NCLEX-PN
Health Promotion and Maintenance NCLEX PN Questions
1. A healthcare professional reviewing the health care record of a client notes documentation of grade 4 muscle strength. The healthcare professional understands that this indicates:
- A. Full ROM with gravity
- B. Full ROM against gravity with full resistance
- C. Full ROM with gravity eliminated (passive motion)
- D. Full ROM against gravity with some resistance
Correct answer: D
Rationale: Muscle strength is graded on a scale of 0 to 5. A grade of 5 indicates normal strength and is described as full ROM against gravity with full resistance. Grade 4 indicates good strength and full ROM against gravity with some resistance. Grade 3 indicates fair strength and full ROM with gravity. Grade 2 indicates poor strength and full ROM with gravity eliminated (passive motion). Grade 1 indicates trace strength and slight contraction. Grade 0 indicates zero strength and no contraction. Therefore, the correct answer is 'Full ROM against gravity with some resistance.' Choices A, B, and C are incorrect as they do not match the description of muscle strength associated with a grade of 4.
2. When caring for an elderly client and providing education, which of the following would be the least appropriate for the nurse to do?
- A. The nurse speaks loudly.
- B. The nurse allows additional time after each instruction to allow the client to process.
- C. The nurse provides supplemental written resources.

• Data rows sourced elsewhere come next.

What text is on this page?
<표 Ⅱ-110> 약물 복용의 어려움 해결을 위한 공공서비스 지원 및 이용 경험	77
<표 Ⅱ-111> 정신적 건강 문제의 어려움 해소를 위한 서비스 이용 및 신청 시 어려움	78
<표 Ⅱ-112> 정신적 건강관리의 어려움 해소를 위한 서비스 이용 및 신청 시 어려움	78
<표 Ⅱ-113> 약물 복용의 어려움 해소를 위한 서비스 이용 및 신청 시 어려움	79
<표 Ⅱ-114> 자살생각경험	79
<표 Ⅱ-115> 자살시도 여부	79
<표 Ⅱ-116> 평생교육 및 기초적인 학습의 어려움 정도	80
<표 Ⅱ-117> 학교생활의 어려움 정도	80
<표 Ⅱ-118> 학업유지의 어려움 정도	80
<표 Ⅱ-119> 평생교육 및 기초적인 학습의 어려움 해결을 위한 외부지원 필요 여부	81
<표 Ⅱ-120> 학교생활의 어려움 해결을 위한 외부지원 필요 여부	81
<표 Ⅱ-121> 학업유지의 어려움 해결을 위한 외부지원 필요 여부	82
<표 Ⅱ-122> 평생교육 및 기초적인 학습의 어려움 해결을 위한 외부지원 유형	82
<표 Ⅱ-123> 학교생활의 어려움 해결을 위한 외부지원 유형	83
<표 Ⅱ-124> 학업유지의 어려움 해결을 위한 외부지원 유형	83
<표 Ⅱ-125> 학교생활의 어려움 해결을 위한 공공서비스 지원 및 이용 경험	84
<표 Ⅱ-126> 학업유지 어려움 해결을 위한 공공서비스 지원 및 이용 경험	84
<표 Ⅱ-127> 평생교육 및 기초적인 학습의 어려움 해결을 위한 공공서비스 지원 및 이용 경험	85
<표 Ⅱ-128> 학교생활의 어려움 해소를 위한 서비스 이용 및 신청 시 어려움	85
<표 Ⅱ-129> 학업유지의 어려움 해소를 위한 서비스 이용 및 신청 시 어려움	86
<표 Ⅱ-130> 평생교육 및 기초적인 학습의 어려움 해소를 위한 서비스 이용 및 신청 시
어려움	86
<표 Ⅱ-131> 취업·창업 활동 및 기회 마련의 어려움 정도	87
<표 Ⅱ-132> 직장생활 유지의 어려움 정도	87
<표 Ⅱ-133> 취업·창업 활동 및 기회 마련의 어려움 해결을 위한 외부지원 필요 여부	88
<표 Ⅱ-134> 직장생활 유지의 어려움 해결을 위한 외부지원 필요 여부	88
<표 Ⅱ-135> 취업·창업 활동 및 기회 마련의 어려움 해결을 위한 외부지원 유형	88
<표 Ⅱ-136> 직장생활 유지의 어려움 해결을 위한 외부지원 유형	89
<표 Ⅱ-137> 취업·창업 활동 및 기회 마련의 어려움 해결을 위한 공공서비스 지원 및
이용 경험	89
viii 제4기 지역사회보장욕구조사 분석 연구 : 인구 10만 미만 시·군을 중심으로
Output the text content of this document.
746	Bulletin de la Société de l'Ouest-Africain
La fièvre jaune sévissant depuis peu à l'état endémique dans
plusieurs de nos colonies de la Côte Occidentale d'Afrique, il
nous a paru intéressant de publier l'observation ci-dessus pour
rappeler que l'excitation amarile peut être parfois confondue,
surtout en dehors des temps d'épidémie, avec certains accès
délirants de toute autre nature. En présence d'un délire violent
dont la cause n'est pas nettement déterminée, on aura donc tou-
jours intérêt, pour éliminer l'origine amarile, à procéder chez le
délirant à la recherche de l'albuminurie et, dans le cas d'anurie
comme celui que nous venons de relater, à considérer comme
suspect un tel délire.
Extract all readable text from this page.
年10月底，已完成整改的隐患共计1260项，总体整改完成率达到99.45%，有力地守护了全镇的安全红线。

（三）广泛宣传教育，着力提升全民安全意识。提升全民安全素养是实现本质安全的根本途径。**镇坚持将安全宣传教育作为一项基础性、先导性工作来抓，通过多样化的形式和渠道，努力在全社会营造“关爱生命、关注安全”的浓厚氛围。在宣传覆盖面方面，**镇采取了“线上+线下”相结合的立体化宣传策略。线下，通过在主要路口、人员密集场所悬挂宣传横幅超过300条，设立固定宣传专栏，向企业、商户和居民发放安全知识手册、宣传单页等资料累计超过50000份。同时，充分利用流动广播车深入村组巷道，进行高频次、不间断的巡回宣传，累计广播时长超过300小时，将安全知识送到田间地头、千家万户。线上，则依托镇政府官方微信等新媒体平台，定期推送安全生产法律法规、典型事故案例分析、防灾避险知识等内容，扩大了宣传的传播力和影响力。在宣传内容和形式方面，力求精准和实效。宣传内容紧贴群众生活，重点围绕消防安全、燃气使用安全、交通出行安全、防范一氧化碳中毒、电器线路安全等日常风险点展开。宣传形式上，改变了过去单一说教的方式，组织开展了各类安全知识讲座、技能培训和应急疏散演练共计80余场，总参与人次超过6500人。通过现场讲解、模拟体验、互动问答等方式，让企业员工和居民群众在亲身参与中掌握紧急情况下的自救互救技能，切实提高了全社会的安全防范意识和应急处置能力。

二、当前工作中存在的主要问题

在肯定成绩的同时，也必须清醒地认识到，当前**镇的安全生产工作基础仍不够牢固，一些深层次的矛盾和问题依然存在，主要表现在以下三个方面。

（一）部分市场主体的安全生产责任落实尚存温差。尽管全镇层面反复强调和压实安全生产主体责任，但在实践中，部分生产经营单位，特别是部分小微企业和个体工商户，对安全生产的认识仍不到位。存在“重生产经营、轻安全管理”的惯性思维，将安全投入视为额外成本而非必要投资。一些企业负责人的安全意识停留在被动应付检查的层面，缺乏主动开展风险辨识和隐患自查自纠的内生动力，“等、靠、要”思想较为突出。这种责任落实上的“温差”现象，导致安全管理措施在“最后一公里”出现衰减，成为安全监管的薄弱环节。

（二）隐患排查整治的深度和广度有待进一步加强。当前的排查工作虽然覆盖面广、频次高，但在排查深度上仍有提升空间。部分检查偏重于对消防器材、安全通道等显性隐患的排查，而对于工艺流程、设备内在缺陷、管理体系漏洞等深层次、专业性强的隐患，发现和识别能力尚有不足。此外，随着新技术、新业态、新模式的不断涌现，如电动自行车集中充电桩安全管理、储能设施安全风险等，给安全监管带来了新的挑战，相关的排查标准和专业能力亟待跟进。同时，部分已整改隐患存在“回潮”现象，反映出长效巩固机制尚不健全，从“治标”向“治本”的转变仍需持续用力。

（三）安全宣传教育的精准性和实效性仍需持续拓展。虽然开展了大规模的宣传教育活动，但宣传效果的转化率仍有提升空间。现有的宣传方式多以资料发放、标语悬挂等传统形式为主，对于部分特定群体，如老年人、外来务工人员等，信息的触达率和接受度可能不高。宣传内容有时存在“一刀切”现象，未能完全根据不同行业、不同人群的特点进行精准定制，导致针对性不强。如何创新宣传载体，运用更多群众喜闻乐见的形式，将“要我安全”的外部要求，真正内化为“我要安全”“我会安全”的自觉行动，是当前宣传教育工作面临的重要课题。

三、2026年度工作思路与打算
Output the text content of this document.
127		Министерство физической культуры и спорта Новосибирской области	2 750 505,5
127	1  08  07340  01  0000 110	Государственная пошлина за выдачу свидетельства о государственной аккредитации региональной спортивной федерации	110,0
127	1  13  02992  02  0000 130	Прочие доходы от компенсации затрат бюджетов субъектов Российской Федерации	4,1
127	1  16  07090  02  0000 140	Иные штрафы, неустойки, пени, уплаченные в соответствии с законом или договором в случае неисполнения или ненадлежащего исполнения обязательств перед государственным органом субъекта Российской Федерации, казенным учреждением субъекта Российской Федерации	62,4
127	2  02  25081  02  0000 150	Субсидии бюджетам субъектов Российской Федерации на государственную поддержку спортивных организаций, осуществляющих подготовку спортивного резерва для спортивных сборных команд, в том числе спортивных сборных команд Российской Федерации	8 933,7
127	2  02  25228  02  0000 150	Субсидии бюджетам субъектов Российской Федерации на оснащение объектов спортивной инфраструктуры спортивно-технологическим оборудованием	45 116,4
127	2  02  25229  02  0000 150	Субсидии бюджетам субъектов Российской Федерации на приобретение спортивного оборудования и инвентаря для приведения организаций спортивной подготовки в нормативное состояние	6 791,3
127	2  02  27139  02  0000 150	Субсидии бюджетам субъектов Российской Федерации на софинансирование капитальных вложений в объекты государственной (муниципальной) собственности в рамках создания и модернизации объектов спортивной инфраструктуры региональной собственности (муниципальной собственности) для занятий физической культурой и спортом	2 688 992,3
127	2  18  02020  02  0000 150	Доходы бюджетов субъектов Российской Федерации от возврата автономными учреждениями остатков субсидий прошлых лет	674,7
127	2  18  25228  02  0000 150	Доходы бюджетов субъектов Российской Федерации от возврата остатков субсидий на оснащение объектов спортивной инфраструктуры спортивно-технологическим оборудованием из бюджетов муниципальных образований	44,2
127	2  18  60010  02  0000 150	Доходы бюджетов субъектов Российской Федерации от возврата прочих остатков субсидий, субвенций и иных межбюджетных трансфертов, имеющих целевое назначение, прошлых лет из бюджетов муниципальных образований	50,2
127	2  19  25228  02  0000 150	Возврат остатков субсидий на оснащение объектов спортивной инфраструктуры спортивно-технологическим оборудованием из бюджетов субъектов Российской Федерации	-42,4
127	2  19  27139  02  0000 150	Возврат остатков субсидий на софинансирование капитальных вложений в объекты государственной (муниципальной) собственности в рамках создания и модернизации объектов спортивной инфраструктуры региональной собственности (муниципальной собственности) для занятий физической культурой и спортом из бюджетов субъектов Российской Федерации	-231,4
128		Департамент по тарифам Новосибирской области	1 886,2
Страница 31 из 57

- D. The nurse breaks up the education into multiple shorter sessions.
Correct answer: A
Rationale: Speaking loudly is inappropriate when caring for an elderly client. It is essential to assess the client for a hearing impairment and provide appropriate assistance if needed. Elderly clients may require more time to process information due to slower reaction times, benefit from shorter sessions as they fatigue easily, and can absorb supplemental written resources effectively. Therefore, speaking loudly may not be conducive to effective communication and may not cater to the specific needs of the elderly client, unlike the other options provided.
3. A nurse sees documentation in the client's record indicating that the health care provider has noted the presence of adventitious breath sounds. The nurse knows that these types of sounds have which aspect?
- A. Normally heard in the lungs
- B. Hollow sounds heard over the trachea and larynx
- C. Rustling sounds heard over the peripheral lung fields
- D. Abnormal sounds that should not be heard in the lungs
Correct answer: D
Rationale: Adventitious breath sounds are abnormal sounds that are not normally heard in the lungs. These sounds are added sounds superimposed on the breath sounds. They are caused by air colliding with secretions in the tracheobronchial passageways or when previously deflated airways pop open. Hollow sounds heard over the trachea and larynx are normal bronchial (tracheal) breath sounds, not adventitious. Rustling sounds heard over the peripheral lung fields are normal vesicular breath sounds, not adventitious. Therefore, the correct answer is that adventitious breath sounds are abnormal sounds that should not be heard in the lungs.
4. When caring for pediatric clients, the nurse should pay special attention to the psychosocial development stages credited to whom?
- A. Robert Peck
- B. Erik Erikson
- C. Sigmund Freud
- D. Jean Piaget
Correct answer: B
Rationale: Erik Erikson is credited with the psychosocial development theory and eight stages. The nurse should consider these stages when caring for pediatric clients to evaluate their development. Jean Piaget is known for cognitive development, Sigmund Freud for psychosexual development, and Robert Peck for aging theory. Therefore, the correct answer is Erik Erikson.
5. The LPN is taking care of a client with a documented allergy to Penicillin. After rounds, the LPN notices that the client has an order for Cefazolin. Which of the following actions would be the least appropriate?
- A. The LPN clarifies the severity of the Penicillin allergy.
- B. The LPN discusses the order with the care team prior to administering Cefazolin.
- C. The LPN administers all ordered medications except for the Cefazolin.
- D. The LPN monitors the client after a test dose of Cefazolin is administered.
Correct answer: C
Rationale: The least appropriate action is for the LPN to administer all ordered medications except for the Cefazolin. The LPN should always consider the client's documented allergy to Penicillin seriously. It is crucial to discuss the order with the care team before administering Cefazolin to ensure patient safety. Administering a medication that could potentially cause harm due to a documented allergy is unsafe practice. While monitoring the client after a test dose of Cefazolin is important, it should not precede clarification with the care team regarding the allergy and the appropriateness of the medication. Therefore, withholding the Cefazolin is the most appropriate action in this scenario.